Пришлось выбросить. Пока дошла до дому, запах стал невыносимым. А картошка и на постном масле хороша.
…Если бы можно было из памяти тоже выбросить этот день, как кусок прогорклого шпека! Мешала какая-то муторная кривда. И не в том дело, что сало испортилось: ну выхватила второпях из холодной кладовки, не успев взглянуть, да мало ли… Не сам негодный шматок был кривдой, а Тонины раздраженные слова, что денег сегодня нет, будто сестра ходит к ней стирать из-за денег; а потом заговорщицкий шепот: «Феде не говори».
Вот она, главная кривда.
При чем тут Федя? Или… чтоб не благодарить его за тухлый гостинец? Мелко, гадко и мерзко.
И что удивительно, сестра всегда была великодушна! Даже теперь, в трудный послевоенный год, взяла к себе Левочку: Юраше, мол, компания нужна, да и тебе полегче будет.
Почему так трудно принять благодеяние, будь то еда или приют для сына? Потому ли, что из-за большого невозможно оттолкнуть малое, даже и гнилое?..
И раньше было то же самое.
Если вернуться немножко назад, приоткроется еще один
Дать, чтобы можно было принять, — это искусство. Дать, чтобы не оставить рубца от унижения, чтобы не закабалить.
Чтобы даяние было Даром, а не подаянием.
Она посмела ударить мать: шлепнула снизу по руке с деньгами, как подкидывают мяч, — а Тонино подаяние оттолкнуть не смогла.
Правда, и шпек больше никогда не покупала.

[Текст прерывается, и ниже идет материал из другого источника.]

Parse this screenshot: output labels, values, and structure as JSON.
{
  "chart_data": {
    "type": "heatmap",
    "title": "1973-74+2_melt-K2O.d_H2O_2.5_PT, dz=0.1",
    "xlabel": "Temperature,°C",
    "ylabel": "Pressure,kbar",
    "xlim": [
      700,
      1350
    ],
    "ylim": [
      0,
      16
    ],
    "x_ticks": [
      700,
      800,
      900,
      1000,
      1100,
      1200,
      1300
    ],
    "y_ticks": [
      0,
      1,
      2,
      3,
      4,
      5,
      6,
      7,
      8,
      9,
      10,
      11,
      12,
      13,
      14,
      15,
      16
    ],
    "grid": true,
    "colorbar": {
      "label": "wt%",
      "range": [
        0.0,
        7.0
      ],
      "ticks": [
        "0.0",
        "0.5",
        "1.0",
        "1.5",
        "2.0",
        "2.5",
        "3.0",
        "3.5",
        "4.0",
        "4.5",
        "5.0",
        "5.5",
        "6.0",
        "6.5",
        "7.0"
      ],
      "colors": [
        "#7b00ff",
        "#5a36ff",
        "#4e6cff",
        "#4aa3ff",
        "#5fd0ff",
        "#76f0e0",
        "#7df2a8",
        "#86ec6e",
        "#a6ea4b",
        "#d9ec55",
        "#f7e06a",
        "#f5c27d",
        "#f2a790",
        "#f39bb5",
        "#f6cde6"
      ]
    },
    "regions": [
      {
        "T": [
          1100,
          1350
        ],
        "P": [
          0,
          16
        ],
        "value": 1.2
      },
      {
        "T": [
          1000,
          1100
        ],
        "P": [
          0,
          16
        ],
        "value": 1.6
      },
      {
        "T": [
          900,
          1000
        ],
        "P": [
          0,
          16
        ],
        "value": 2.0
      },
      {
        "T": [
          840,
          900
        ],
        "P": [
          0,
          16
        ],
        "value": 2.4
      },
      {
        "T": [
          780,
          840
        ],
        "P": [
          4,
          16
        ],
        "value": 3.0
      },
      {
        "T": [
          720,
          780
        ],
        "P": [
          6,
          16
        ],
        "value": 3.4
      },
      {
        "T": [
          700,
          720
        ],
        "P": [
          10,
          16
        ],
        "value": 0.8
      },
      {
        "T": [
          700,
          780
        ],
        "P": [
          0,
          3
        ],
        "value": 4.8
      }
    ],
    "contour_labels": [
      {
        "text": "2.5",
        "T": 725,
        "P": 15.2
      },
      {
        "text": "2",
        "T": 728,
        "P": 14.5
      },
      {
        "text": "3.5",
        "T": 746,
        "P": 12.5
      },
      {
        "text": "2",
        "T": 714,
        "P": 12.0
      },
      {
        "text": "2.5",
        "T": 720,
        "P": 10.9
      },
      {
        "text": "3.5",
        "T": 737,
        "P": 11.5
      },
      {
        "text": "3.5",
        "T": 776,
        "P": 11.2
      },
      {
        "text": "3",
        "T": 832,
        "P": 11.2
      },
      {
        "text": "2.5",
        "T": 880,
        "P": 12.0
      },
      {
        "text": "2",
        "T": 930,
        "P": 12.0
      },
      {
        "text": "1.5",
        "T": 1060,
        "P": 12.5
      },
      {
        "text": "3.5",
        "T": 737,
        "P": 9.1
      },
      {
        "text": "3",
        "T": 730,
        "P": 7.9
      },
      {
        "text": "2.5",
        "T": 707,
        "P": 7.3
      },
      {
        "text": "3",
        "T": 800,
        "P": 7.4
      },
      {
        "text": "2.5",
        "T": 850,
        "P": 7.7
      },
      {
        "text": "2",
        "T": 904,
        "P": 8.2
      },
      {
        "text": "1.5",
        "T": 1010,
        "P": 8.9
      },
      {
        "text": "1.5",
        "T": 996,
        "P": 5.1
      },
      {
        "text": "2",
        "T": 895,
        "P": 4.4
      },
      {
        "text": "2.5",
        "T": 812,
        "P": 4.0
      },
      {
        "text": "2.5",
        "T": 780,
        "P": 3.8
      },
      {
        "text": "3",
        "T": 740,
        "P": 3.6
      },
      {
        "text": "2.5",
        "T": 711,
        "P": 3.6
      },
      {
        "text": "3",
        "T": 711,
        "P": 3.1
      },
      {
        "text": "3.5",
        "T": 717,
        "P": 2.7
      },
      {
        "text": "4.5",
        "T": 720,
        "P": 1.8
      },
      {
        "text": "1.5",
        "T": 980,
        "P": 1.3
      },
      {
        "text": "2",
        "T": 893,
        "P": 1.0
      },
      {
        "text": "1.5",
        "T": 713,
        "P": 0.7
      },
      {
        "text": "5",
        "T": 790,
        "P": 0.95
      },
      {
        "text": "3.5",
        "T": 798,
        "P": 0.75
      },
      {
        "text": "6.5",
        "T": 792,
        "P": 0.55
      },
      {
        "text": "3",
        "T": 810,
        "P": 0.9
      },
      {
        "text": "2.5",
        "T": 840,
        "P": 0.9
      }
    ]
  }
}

Заполняя пенсионный листок, Ирина возвращалась назад, в иное время и созвучное тому времени пространство, и как же радостно было оказаться в довоенном Городе! Радостно и больно, потому что война исказила, разворотила и обкорнала улицы, а люди поменяли их имена, словно для того, чтобы затруднить ей возвращение в молодость. Она писала новое название, а в скобках — старое, но более всего сбивали с толку сменившиеся номера. Там, где размещался нарядный модный магазин, продавали колбасу и консервы. На месте изящного, как пудреница, ателье мадам Берг теперь находился зоомагазин, и на поручнях высокой витрины целыми днями висли ребятишки. Цветочный магазин, в котором она работала в юности, давно забыл ароматы роз и гиацинтов, что не удивительно: теперь там продавались радиоприемники. Табачной фабрики — той, куда посчастливилось устроиться им с Басей, — не существовало вовсе, и никто о ней не знал. А чулочная фабрика, знаменитая «Планета», известная тончайшими шелковыми чулками, которые душили Ирочку в кошмарных снах, когда она вытаскивала чулок за чулком из собственного живота, а они обвивались — к счастью, только во сне! — вокруг шеи; где же чулочная фабрика? — Милости просим! Только какая же это фабрика, это научно-исследовательский институт, о чулках знающий ровно столько, сколько полагается знать женщинам, которые надевают их на работу в этот институт.
Поиски прошлого.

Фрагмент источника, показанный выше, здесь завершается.